Пухов поднимался медленно, не хотел входить в квартиру, тяжело дыша. Лидию Николаевну больше всего, чуть ли не с первых дней совместной жизни, беспокоило сердце мужа — основания у нее для этого были: отец Пухова скончался скоропостижно, сорока девяти лет, за обедом.
Пухов поднялся на четвертый этаж, когда снизу опять раздался голос Денежкиной:
— Дежуришь сегодня!
— Где?
— Как это — где? На собрания жильцов надо ходить, гражданин профессор, тогда будешь все знать. Дежурим по охране домов от бандитов. Начало с темноты, конец в шесть утра. Да ты не ленись, спустись и распишись!
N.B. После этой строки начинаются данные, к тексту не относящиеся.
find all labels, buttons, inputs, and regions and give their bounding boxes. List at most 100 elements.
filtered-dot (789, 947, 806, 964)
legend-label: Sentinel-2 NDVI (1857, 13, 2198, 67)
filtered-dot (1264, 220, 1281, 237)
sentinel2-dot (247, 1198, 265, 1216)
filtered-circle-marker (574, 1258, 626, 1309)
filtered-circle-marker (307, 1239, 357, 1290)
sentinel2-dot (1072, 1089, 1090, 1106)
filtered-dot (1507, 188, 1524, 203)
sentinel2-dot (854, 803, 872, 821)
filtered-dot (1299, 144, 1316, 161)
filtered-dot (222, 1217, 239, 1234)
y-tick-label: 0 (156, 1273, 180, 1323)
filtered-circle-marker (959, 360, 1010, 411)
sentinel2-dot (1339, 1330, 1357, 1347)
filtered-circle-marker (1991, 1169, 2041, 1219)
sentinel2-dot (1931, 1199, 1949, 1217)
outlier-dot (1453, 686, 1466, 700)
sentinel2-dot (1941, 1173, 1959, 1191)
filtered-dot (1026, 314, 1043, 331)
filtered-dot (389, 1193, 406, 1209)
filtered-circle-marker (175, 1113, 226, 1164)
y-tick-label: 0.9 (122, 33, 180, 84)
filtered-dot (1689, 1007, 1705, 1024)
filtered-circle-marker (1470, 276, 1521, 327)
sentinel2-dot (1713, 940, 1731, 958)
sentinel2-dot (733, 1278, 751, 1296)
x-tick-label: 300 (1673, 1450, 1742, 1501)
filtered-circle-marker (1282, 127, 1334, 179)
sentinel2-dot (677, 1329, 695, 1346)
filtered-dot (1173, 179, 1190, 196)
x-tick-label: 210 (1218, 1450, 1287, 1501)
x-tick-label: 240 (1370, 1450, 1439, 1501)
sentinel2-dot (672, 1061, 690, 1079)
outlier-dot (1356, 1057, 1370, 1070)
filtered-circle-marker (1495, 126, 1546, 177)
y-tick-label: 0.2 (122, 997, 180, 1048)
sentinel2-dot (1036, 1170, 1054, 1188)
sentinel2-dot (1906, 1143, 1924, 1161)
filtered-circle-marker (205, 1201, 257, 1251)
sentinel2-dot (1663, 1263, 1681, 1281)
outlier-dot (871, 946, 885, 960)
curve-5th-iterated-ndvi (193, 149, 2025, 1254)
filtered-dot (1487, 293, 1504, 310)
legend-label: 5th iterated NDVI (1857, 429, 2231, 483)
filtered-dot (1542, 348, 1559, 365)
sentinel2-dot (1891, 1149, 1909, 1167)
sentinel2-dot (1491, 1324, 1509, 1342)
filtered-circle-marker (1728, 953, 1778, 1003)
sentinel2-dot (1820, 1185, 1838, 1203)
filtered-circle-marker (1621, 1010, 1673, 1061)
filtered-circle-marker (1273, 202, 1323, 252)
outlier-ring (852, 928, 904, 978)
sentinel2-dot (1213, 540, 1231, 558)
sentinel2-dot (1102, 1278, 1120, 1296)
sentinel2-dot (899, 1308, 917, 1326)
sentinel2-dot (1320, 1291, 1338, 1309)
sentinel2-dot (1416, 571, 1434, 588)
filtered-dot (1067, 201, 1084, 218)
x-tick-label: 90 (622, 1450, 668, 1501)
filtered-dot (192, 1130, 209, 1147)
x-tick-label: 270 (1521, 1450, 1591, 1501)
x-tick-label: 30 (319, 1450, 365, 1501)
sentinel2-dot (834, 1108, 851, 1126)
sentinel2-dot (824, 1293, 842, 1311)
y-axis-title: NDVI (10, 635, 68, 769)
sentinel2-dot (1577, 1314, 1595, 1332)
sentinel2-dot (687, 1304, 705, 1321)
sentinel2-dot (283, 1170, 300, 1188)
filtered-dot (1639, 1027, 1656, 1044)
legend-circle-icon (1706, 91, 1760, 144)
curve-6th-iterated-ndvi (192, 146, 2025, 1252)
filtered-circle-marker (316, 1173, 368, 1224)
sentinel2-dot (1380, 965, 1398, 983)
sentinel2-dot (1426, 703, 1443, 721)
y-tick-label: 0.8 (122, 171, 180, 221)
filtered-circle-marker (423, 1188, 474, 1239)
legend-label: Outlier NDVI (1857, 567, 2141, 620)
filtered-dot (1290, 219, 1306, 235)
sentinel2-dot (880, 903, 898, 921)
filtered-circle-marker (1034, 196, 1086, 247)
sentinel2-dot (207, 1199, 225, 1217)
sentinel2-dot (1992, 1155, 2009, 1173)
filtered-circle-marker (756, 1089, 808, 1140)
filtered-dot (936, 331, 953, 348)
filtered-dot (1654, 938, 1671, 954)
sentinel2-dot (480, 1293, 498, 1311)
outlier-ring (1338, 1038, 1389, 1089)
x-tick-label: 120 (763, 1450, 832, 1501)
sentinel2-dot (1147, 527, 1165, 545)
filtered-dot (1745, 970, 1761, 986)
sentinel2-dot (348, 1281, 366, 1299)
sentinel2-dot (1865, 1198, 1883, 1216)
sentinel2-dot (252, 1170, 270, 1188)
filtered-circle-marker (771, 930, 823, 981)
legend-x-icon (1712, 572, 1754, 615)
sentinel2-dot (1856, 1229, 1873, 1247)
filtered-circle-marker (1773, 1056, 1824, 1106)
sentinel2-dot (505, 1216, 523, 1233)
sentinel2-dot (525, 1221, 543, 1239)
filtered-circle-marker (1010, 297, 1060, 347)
Подала общую тетрадь с привязанным к ней суровой ниткой карандашом.
— Расписаться и то не смог! Нацарапал черт те что!
— Карандаш у вас жесткий.
— И не жесткий он, а химический. Помусолить надо! Господи, ни черта-то вы, интеллигенция, не знаете! И не опаздывай. Понятно?
Лидия Николаевна вышла в переднюю в мужских подшитых валенках — профессор выменял их на толкучем рынке за парадные брюки, — в старенькой, изрядно тронутой молью каракулевой шубе с вытертыми рукавами, на плечах плед, на седых волосах — стеганый чепец покойной матери. Александр Александрович поцеловал холодную руку жены.